A fantástica fábrica de deseducação
Por Carlos Motta
O caso da festa escolar dos burguesinhos do Sul, movida a preconceito e desprezo por pobres e tudo o mais que não pertença ao universo dourado desses filhinhos de papai, dá o que pensar sobre o tipo de educação que os jovens deste Brasil varonil estão recebendo.
Cursei os antigos ginásio e colégio numa das únicas escolas que ousaram, séculos atrás, sair da mesmice pedagógica, o Instituto de Educação Experimental Jundiaí, hoje E.E. Bispo Dom Gabriel Paulino Bueno Couto, em Jundiaí, Estado de São Paulo.
A maior inovação do Instituto era o sistema de avaliação dos alunos, bimestral e por conceitos - deficiente, fraco, regular e bom - em vez de notas.
As aulas eram mais ou menos convencionais, dependiam da formação de cada professor. Havia os francamente ortodoxos e alguns que fugiam da rotina tradicional.
O mais radical deles era o coordenador pedagógico do Instituto, o professor-doutor Newton Balzan, que se tornou uma das mais respeitadas autoridades em educação no Brasil. Suas aulas tinham intensa participação dos alunos, que recebiam várias tarefas, entre as quais, divididos em grupos, apresentar, da maneira que julgassem melhor, determinados temas, para posterior debate entre a classe toda.
Lembro que o nosso grupo teve de falar sobre a guerra civil espanhola.
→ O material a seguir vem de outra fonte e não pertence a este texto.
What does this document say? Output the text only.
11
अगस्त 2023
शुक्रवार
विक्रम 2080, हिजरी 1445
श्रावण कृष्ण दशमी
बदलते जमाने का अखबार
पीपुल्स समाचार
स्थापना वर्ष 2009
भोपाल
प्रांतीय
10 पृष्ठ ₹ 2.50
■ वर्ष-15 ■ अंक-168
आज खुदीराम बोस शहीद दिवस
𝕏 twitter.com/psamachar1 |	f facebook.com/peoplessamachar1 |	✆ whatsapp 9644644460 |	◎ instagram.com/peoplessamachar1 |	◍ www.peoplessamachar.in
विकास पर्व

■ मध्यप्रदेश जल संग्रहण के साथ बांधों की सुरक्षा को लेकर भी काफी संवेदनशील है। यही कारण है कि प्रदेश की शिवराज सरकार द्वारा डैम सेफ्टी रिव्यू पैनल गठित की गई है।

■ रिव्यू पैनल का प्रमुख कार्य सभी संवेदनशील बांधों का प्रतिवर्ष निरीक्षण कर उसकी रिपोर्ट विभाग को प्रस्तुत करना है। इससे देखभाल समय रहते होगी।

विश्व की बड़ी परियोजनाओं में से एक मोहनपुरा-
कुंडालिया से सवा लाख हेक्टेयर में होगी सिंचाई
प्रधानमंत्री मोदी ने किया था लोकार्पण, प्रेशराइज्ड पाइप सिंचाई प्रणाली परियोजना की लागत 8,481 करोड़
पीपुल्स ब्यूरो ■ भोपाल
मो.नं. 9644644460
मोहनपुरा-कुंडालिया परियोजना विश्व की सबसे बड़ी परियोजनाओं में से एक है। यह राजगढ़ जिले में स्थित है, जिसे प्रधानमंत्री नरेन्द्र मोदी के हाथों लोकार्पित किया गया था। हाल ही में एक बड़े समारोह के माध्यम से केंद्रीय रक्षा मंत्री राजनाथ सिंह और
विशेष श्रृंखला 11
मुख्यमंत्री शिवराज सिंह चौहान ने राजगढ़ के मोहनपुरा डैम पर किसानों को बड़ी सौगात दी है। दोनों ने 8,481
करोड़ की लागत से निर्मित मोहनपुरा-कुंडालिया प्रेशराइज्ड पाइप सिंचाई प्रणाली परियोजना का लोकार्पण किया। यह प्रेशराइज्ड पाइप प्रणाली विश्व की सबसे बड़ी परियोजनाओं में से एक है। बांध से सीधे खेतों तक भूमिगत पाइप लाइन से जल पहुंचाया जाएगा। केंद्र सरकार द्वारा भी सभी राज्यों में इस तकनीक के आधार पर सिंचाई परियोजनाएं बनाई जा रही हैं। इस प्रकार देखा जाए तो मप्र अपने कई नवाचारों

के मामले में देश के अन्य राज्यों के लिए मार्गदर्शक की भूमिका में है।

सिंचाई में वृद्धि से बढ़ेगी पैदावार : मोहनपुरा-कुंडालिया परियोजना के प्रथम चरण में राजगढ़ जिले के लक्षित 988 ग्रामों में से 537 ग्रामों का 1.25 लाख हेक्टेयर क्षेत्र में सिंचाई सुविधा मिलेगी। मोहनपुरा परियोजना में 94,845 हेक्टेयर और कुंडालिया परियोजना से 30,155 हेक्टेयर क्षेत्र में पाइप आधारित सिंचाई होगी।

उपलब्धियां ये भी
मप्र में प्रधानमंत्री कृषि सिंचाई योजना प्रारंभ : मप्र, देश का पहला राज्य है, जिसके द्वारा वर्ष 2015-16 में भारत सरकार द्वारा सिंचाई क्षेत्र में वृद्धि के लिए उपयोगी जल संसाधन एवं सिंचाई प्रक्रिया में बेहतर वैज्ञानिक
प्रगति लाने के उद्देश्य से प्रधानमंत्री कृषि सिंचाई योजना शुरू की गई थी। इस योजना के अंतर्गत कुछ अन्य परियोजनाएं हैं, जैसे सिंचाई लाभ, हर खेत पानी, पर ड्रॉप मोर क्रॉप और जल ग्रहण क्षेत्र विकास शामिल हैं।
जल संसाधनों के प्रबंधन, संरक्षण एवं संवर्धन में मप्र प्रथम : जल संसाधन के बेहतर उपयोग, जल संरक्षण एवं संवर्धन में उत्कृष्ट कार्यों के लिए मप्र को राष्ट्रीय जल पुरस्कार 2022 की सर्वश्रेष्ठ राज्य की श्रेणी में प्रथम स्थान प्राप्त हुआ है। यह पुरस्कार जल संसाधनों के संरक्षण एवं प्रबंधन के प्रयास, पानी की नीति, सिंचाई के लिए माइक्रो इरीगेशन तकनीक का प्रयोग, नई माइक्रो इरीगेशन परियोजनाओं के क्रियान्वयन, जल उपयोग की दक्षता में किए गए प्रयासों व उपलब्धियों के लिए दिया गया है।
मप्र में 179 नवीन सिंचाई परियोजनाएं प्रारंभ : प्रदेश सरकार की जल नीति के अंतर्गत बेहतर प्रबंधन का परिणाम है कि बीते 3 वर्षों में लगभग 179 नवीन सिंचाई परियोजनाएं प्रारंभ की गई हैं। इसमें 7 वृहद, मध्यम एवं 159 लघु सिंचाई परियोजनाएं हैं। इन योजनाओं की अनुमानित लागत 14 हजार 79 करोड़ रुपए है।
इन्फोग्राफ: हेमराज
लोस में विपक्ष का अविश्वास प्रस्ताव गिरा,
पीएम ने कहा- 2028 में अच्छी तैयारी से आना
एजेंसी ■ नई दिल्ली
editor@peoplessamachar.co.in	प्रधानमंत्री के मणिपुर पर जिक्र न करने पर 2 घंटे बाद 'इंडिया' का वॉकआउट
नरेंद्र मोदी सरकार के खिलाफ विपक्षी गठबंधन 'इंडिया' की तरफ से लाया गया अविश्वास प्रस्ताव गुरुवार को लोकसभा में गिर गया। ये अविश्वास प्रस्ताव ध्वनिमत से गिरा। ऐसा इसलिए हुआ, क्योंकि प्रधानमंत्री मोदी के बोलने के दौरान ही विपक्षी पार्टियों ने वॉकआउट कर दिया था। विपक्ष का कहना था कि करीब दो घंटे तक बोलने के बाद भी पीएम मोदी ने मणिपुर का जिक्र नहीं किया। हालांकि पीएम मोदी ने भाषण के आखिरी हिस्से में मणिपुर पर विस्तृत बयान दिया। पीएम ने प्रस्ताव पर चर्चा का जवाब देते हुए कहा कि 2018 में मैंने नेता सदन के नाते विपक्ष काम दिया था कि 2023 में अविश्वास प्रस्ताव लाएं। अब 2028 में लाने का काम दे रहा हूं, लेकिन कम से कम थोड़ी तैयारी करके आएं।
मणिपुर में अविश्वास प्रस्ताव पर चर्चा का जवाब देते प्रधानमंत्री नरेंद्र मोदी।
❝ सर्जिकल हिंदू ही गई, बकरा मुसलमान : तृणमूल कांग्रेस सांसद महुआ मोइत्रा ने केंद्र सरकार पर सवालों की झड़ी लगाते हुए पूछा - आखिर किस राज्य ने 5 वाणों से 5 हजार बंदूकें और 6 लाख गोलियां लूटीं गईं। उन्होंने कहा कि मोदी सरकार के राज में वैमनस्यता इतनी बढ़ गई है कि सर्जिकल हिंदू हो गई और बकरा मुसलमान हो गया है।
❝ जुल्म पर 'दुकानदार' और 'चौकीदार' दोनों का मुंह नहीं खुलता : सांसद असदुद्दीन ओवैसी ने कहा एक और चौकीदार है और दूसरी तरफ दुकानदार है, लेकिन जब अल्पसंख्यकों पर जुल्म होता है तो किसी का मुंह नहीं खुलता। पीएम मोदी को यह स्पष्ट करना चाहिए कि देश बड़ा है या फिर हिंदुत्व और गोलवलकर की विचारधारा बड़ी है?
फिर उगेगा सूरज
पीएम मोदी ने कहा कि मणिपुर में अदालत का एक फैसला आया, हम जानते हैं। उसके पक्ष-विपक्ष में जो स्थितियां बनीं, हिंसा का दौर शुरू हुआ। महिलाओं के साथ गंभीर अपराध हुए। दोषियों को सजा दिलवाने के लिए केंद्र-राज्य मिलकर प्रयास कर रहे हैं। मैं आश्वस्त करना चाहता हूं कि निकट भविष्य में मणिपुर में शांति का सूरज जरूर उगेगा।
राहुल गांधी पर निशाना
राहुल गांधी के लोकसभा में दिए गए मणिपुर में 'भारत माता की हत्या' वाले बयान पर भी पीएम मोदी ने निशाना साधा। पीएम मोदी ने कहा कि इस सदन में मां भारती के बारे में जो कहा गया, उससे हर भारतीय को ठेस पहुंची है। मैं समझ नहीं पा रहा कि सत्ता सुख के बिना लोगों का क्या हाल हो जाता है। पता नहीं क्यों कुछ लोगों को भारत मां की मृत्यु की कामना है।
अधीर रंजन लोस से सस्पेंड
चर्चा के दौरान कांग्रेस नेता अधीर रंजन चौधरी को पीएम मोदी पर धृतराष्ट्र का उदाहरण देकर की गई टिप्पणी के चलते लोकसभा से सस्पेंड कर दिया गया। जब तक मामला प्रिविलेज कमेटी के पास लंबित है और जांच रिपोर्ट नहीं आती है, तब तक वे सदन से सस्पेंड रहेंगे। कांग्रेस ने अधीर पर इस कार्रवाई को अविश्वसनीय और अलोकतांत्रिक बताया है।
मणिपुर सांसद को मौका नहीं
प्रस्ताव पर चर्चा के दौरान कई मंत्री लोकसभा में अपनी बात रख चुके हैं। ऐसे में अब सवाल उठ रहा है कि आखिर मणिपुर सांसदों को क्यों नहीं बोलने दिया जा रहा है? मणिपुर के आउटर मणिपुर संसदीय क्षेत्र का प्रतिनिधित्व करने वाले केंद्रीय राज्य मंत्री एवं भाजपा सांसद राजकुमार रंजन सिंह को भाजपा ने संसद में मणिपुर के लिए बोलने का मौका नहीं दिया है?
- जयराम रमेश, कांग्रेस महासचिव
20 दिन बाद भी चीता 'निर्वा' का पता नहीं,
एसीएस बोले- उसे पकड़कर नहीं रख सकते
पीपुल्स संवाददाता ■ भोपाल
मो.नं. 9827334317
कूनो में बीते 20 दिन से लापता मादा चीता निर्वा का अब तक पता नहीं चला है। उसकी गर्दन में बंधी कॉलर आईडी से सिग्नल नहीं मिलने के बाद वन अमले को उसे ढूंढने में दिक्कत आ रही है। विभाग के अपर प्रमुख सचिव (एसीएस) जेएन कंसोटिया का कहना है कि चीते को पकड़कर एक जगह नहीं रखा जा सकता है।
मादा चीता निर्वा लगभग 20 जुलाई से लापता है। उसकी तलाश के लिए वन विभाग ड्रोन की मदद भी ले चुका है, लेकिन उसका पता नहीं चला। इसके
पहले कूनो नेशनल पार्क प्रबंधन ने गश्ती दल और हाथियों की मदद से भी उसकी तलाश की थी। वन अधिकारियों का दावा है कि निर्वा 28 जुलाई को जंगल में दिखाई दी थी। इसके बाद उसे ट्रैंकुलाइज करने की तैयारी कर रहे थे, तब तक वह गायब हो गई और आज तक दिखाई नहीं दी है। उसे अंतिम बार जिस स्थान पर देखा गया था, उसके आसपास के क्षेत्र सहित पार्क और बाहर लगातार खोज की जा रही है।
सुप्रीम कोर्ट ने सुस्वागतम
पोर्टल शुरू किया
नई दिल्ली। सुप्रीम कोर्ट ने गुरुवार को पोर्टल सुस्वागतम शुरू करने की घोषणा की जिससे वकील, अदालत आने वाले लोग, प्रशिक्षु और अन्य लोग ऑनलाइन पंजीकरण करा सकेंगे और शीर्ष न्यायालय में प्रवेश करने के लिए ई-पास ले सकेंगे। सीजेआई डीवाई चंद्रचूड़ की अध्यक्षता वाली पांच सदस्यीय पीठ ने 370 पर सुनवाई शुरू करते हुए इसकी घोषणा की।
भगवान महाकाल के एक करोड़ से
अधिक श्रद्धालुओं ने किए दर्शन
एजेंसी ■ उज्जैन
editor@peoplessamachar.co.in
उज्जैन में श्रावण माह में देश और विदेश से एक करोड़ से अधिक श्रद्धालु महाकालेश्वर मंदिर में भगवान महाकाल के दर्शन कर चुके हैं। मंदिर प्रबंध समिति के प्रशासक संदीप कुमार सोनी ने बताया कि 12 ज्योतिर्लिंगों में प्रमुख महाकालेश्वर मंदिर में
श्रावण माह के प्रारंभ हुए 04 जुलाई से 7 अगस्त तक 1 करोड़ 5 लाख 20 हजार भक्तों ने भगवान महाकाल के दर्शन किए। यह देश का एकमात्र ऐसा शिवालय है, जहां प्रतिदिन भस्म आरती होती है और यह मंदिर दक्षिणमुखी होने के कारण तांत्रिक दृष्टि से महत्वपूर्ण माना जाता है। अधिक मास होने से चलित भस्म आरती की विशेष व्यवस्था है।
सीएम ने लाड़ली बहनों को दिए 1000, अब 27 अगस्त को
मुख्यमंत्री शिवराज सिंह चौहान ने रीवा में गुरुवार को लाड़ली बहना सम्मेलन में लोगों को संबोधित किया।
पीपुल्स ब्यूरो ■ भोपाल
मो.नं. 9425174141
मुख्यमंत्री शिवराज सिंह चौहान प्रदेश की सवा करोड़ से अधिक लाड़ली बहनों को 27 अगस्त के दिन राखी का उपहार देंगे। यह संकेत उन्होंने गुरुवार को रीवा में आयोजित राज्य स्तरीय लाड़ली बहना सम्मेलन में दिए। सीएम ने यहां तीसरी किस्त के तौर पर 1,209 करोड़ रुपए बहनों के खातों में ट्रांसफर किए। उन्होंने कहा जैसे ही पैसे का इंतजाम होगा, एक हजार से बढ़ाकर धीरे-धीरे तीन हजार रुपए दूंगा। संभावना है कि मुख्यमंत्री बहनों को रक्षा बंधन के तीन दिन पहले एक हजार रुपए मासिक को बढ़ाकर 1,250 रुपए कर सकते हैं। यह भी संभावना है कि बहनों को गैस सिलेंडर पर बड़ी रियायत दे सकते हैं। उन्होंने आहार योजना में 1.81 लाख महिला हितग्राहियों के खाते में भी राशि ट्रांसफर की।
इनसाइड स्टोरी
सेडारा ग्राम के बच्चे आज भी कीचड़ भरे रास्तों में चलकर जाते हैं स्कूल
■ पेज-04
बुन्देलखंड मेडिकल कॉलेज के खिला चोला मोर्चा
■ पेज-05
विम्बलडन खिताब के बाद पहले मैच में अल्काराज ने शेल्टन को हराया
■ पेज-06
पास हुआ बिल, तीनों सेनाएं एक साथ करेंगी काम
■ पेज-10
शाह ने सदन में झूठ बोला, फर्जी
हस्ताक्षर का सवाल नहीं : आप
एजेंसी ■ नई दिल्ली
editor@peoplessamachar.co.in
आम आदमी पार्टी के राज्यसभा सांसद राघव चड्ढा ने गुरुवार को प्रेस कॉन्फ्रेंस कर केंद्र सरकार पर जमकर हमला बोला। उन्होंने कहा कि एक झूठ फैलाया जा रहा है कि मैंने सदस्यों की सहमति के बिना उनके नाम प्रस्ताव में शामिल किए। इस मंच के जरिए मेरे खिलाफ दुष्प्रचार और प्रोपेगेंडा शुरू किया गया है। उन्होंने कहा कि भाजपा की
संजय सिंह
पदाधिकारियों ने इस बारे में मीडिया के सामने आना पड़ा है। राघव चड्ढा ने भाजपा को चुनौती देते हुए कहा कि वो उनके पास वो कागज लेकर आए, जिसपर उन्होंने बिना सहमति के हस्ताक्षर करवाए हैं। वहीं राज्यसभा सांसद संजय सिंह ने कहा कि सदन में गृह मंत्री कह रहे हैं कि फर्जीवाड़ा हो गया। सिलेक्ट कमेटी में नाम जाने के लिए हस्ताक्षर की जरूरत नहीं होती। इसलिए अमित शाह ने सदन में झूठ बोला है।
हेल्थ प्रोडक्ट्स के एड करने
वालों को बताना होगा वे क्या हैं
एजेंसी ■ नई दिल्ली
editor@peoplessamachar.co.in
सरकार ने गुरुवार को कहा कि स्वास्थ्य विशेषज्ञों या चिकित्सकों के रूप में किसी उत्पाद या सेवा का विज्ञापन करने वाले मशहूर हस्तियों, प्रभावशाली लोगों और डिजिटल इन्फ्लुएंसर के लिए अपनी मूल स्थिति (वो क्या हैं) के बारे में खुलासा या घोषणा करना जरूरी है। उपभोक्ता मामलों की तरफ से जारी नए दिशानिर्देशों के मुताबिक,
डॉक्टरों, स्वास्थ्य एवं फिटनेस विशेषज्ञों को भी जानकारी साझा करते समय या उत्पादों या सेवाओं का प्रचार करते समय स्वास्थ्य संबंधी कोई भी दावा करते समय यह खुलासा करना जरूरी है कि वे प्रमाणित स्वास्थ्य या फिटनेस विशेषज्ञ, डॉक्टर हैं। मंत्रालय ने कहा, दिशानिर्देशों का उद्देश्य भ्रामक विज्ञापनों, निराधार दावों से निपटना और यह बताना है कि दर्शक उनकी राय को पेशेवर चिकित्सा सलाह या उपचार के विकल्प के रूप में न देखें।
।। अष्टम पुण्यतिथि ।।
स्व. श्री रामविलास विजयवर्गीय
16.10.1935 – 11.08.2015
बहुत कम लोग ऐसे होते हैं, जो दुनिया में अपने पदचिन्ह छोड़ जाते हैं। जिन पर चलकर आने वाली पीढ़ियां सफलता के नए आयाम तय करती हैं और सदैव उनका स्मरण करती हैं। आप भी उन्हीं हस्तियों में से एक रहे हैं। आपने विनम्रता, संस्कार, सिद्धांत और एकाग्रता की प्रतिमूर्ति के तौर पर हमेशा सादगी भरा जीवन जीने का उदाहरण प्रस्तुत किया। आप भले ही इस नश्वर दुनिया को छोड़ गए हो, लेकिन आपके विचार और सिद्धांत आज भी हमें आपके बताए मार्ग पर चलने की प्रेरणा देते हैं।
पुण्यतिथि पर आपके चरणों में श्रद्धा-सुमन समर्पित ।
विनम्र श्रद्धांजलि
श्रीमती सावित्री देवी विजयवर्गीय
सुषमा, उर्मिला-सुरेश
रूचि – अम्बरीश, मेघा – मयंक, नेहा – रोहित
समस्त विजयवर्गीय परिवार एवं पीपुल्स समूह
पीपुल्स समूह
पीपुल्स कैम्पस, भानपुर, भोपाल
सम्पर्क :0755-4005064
Foram semanas de pesquisa - não havia o Google naquele tempo - e de debates sobre como seria a nossa "aula show". No fim, a nossa performance incluiu música, poesia, fotos e fatos sobre aquele evento histórico que antecedeu a segunda guerra mundial e teve enorme repercussão no mundo todo.
O fato de eu me lembrar até hoje das aulas do professor Newton Balzan e praticamente coisa nenhuma das dos seus colegas do Instituto de Educação reforça o que penso sobre a educação que prevalece no Brasil: não serve para praticamente nada em termos de formar um cidadão, alguém que saiba quais são os seus deveres e direitos, que conheça e cumpra as leis, que pense logicamente, saiba, enfim, viver numa sociedade e conviver com seus semelhantes.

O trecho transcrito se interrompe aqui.